Come si finanzia l’Isis. L’Arabia Saudita ha una forte tradizione sunnita, e in questo senso si impegna attivamente nel sostegno economico dell’Isis e del suo progetto, in particolare attirata dall’idea di far cadere il regime dello sciita Assad. Inoltre la mappa in alto mostra i giacimenti controllati dall’Isis: nell’est della Siria la conquista di territori con giacimenti petroliferi ha portato fortuna all’Isis, che ora rivende petrolio anche al governo di Assad (stesso sistema anche per l’elettricità). Chiaramente vanno forte anche le razzie predatorie in banche e altre attività del genere. Tutto questo scenario non è stabile, se si pensa alla diga di Mosul sotto il controllo dell’Isis che poi è stata riconquistata dai curdi. Una vera e propria guerra civile dentro la guerra civile, che crea nuove divisioni interne. Del resto in Siria l’Isis non è l’unico gruppo attivo contro Assad.

Come abbiamo già detto uno dei fronti alternativi più forti contro l’Isis è in questo momento quello della Rojava, ovvero l’esercito curdo. Ma è l’Esercito Siriano Libero attivo dal 2011 quello in questo momento sta soffrendo di più la presenza dell’Isis in Siria. Non avendo la stessa capacità di presa mediatica, l’ESL continua a combattere Assad nell’indifferenza internazionale, e ora deve contemporaneamente preoccuparsi anche dell’oltranzismo dello Stato Islamico. Chiaro che l’Isis in un certo senso sabota tutto il lungo processo di ribellione per la destituzione di Assad creato dall’esercito libero, soprattutto in uno scenario in cui si riconfigura un’alleanza tra Usa e Assad in chiave anti-Isis. In molti stanno sostenendo questa alleanza, evocando addirittura una presunta ragione di Putin, che aveva avvertito Obama sui pericoli di un intervento in Siria a sostegno dei ribelli (anche se Isis non è propriamente la forza ribelle siriana).

In realtà probabilmente Obama si sta rendendo conto del pericoloso ciancischiare senza linea della sua politica in Siria, che ha permesso l’arrivo di gruppi di matrice più esagitati e oltranzisti come l’Isis. La situazione permette in questo momento di uscire vincitori ad alcune parti in gioco:

Vladimir Putin, che potrà dire di esser stato un profeta nel sostenere Assad contro i ribelli.
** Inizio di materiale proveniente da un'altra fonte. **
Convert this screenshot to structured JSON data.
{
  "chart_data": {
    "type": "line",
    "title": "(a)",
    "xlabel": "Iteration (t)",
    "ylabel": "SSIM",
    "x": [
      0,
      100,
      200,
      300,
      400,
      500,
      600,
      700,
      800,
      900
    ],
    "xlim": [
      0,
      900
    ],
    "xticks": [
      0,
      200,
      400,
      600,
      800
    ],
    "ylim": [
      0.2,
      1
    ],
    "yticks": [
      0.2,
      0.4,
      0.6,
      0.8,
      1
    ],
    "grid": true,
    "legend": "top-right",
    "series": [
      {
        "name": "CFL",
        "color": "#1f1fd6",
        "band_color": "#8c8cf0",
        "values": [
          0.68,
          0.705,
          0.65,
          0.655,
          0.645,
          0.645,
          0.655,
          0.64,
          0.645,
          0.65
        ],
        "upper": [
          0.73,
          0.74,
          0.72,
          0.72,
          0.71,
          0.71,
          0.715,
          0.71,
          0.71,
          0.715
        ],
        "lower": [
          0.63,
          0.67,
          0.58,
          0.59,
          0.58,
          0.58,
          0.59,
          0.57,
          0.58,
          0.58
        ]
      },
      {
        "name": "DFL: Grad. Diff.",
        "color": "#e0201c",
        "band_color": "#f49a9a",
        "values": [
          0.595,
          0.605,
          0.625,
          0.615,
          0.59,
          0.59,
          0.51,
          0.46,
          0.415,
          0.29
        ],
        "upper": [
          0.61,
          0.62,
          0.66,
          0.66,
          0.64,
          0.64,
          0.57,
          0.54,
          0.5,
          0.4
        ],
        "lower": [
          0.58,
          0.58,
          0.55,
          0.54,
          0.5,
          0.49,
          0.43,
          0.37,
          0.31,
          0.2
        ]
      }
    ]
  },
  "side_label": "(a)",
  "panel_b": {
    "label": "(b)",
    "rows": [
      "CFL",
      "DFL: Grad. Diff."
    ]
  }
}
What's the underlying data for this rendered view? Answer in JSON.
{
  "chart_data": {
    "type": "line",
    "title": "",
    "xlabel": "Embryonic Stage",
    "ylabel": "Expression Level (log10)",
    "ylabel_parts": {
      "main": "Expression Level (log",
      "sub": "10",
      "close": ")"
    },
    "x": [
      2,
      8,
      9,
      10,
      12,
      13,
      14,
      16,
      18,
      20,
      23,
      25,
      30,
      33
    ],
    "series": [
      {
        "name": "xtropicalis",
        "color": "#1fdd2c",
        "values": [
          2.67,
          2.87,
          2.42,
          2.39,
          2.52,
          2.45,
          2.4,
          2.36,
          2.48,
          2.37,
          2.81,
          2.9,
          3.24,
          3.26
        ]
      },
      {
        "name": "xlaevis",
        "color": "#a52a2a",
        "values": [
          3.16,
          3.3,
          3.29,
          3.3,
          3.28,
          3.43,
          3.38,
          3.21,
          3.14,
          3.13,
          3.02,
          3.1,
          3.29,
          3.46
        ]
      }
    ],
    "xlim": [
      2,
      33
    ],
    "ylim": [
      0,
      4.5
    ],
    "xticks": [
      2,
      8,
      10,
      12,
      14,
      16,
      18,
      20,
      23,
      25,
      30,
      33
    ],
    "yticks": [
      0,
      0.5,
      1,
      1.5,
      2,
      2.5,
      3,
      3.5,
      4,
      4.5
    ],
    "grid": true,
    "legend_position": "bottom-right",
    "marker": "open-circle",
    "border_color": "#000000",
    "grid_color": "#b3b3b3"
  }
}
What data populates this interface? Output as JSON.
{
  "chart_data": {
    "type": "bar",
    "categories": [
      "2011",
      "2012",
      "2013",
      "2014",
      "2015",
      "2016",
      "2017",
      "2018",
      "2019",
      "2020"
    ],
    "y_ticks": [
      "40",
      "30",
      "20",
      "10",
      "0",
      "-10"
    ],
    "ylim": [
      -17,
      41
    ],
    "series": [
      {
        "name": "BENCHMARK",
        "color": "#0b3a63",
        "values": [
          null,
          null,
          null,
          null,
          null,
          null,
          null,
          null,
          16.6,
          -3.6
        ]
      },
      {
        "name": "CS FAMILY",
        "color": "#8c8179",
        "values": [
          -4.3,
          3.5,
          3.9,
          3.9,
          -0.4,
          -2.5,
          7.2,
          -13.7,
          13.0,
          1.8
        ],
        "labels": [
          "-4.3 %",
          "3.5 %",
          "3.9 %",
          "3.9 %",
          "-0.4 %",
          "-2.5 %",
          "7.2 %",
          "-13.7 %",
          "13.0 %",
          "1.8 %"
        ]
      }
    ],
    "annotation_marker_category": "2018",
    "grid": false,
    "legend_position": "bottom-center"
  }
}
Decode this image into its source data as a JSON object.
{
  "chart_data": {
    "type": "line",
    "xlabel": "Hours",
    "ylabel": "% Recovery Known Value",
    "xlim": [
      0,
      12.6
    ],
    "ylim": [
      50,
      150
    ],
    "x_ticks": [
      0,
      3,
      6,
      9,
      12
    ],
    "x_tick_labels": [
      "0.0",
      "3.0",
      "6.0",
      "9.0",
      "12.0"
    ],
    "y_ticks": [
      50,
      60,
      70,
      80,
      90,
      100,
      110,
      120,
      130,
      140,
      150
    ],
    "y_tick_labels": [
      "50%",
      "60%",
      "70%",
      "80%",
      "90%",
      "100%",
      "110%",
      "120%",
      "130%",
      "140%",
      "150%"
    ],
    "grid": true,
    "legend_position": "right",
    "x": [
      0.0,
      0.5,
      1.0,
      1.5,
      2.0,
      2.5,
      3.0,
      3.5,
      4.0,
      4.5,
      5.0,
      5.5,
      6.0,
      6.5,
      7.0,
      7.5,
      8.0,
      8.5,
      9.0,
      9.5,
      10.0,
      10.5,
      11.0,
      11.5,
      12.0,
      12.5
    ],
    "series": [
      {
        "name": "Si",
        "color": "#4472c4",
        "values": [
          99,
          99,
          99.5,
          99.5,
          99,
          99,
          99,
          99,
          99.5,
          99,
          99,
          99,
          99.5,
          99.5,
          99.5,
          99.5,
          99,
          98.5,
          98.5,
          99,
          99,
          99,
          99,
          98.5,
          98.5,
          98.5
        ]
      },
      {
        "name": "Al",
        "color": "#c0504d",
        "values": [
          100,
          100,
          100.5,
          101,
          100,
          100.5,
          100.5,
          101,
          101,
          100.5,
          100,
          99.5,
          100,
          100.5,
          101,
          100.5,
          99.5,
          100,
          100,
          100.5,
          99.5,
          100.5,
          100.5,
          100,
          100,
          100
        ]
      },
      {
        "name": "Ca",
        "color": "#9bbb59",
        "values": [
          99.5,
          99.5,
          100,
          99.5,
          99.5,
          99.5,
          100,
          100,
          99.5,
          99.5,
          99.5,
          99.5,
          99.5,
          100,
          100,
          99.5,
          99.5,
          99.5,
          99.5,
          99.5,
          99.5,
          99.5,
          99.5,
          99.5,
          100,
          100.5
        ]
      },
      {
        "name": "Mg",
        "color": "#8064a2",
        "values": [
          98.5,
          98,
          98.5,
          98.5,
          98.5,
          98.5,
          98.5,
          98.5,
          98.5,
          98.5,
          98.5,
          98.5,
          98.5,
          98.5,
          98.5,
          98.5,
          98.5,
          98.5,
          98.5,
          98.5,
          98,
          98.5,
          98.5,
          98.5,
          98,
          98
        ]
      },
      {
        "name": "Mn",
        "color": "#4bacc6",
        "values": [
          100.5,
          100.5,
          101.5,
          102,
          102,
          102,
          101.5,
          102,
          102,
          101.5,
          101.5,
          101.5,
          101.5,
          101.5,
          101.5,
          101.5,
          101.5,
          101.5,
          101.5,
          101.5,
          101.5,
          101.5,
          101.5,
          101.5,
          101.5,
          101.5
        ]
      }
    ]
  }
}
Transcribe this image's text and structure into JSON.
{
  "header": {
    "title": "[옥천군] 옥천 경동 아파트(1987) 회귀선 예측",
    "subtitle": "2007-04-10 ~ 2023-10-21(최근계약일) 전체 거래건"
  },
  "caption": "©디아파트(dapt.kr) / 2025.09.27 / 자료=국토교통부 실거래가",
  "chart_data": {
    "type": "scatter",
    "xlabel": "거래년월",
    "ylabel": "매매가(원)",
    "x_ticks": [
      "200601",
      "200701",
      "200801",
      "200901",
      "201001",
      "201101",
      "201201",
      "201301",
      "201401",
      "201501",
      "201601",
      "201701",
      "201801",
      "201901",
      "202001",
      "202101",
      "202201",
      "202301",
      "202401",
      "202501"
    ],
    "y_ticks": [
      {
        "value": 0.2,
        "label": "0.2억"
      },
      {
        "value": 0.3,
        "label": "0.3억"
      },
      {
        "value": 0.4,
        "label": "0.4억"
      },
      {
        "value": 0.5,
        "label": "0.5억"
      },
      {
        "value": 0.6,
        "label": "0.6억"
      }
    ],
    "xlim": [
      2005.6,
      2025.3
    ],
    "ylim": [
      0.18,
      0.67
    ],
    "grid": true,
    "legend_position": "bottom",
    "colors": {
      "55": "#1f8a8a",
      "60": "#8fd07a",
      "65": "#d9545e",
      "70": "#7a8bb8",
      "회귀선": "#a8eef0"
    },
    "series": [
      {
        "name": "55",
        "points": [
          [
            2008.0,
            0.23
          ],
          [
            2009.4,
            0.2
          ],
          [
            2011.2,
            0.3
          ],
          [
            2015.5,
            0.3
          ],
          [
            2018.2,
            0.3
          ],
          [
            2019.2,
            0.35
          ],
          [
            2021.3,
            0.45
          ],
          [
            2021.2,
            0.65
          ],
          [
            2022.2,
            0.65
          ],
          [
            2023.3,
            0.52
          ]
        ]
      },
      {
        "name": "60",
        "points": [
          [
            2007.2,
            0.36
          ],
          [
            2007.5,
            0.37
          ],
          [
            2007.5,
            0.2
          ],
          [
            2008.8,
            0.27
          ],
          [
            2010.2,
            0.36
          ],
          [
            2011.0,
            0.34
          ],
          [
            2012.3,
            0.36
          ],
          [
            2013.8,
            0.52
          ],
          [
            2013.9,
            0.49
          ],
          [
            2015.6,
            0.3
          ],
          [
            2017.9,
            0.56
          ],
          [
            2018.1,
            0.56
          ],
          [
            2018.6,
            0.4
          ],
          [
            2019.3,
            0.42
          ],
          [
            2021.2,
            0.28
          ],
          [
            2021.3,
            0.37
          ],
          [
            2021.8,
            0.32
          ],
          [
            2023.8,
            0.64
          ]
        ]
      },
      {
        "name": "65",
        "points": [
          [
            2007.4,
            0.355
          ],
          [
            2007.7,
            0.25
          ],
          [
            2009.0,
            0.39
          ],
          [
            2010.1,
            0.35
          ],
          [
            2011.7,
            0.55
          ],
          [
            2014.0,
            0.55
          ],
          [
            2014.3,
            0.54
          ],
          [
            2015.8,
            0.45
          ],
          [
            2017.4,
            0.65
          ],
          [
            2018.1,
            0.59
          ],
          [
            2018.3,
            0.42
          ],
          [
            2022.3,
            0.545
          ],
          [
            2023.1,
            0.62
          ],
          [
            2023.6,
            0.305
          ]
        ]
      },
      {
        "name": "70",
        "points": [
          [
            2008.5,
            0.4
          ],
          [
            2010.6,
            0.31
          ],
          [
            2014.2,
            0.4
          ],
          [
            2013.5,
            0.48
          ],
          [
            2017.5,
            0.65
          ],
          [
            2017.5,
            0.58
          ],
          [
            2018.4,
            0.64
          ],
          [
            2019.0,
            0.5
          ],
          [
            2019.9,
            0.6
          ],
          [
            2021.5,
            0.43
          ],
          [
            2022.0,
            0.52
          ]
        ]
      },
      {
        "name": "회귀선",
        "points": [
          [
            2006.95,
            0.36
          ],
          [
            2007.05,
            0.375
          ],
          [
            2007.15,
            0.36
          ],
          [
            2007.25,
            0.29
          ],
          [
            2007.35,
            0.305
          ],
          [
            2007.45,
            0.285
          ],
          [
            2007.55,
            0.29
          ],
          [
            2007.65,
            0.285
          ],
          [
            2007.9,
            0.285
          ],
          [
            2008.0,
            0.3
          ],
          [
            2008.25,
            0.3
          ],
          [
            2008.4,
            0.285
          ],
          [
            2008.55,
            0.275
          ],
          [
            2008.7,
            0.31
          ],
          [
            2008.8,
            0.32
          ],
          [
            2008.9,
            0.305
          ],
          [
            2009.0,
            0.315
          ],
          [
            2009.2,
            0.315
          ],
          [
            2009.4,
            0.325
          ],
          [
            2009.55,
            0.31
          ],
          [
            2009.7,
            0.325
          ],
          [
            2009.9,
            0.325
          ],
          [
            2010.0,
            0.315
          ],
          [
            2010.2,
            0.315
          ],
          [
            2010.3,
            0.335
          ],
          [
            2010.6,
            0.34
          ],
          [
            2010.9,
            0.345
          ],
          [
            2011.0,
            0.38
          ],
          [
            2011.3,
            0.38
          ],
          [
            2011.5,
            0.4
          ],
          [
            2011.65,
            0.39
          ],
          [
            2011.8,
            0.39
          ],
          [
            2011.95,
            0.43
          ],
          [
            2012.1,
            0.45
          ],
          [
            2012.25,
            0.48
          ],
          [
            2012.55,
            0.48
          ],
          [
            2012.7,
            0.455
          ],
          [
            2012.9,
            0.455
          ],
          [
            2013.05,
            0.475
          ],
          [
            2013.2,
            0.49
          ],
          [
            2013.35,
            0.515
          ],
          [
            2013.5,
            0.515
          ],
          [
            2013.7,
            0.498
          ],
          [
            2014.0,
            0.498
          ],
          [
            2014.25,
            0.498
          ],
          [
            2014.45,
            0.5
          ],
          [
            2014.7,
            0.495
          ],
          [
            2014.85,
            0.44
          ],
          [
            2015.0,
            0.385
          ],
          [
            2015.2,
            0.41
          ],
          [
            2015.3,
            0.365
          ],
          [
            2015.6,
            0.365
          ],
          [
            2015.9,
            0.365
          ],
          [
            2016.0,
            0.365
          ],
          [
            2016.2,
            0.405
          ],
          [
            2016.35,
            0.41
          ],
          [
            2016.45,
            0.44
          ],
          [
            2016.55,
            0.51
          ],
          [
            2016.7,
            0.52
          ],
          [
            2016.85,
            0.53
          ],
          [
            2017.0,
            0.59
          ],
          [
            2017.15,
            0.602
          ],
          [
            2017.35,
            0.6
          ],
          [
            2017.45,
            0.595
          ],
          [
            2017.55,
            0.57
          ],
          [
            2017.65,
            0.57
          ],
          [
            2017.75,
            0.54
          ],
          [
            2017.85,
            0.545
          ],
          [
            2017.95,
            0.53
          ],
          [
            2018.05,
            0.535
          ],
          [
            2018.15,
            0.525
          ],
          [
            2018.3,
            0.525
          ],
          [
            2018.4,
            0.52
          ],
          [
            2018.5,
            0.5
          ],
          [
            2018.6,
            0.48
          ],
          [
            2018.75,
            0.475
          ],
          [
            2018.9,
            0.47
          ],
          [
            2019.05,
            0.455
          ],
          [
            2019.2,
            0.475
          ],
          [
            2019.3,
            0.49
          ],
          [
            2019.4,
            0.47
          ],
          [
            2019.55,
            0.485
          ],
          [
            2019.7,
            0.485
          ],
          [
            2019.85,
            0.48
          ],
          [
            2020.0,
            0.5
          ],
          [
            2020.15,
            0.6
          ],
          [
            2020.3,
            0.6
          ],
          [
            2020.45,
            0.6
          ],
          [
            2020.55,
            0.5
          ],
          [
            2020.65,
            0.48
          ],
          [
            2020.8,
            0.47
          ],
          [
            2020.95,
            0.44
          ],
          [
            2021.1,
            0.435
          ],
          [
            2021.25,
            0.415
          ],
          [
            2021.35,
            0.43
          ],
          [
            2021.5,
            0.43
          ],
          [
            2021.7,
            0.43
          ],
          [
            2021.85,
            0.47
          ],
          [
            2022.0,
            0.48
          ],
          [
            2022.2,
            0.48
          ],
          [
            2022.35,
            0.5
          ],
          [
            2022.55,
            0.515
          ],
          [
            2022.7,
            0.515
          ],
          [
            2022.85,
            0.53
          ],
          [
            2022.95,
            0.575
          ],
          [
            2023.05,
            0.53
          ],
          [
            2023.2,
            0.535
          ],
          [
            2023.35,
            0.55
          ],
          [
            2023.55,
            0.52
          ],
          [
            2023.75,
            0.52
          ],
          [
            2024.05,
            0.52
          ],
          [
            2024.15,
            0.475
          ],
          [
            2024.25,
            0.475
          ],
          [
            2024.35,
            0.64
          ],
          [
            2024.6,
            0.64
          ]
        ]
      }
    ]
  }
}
Assad, che probabilmente potrà usare l’Isis a suo vantaggio per ricevere il doppio sostegno di Russia e Usa.

– L’Isis, che sta crescendo mediaticamente in modo molto più sfrenato di quanto non faccia territorialmente al momento.

In questa battaglia i due perdenti sono Obama, che ha scelto il silenzio in questi anni (la guerra civile in Siria è scoppiata nel 2011), ma soprattutto quella parte di popolazione siriana che è schiacciata nella stretta morsa sia di Assad che dei fondamentalisti.

L’Esercito Libero Siriano

Per combattere quello che ci fa paura bisogna provare a conoscerlo: l’Isis non è un gruppo armato di ribellione siriana, ma un’organizzazione transnazionale nata dalle ceneri di Al Quaeda, che sta sfruttando la situazione della guerra civile in Siria. Non è invincibile e indistruttibile, ma ha saputo vendersi all’estero grazie alle spettacolari decapitazioni. Quale che sarà il futuro, speriamo che non succeda mai di dover scegliere il meno peggio come sembra evocarsi in Siria.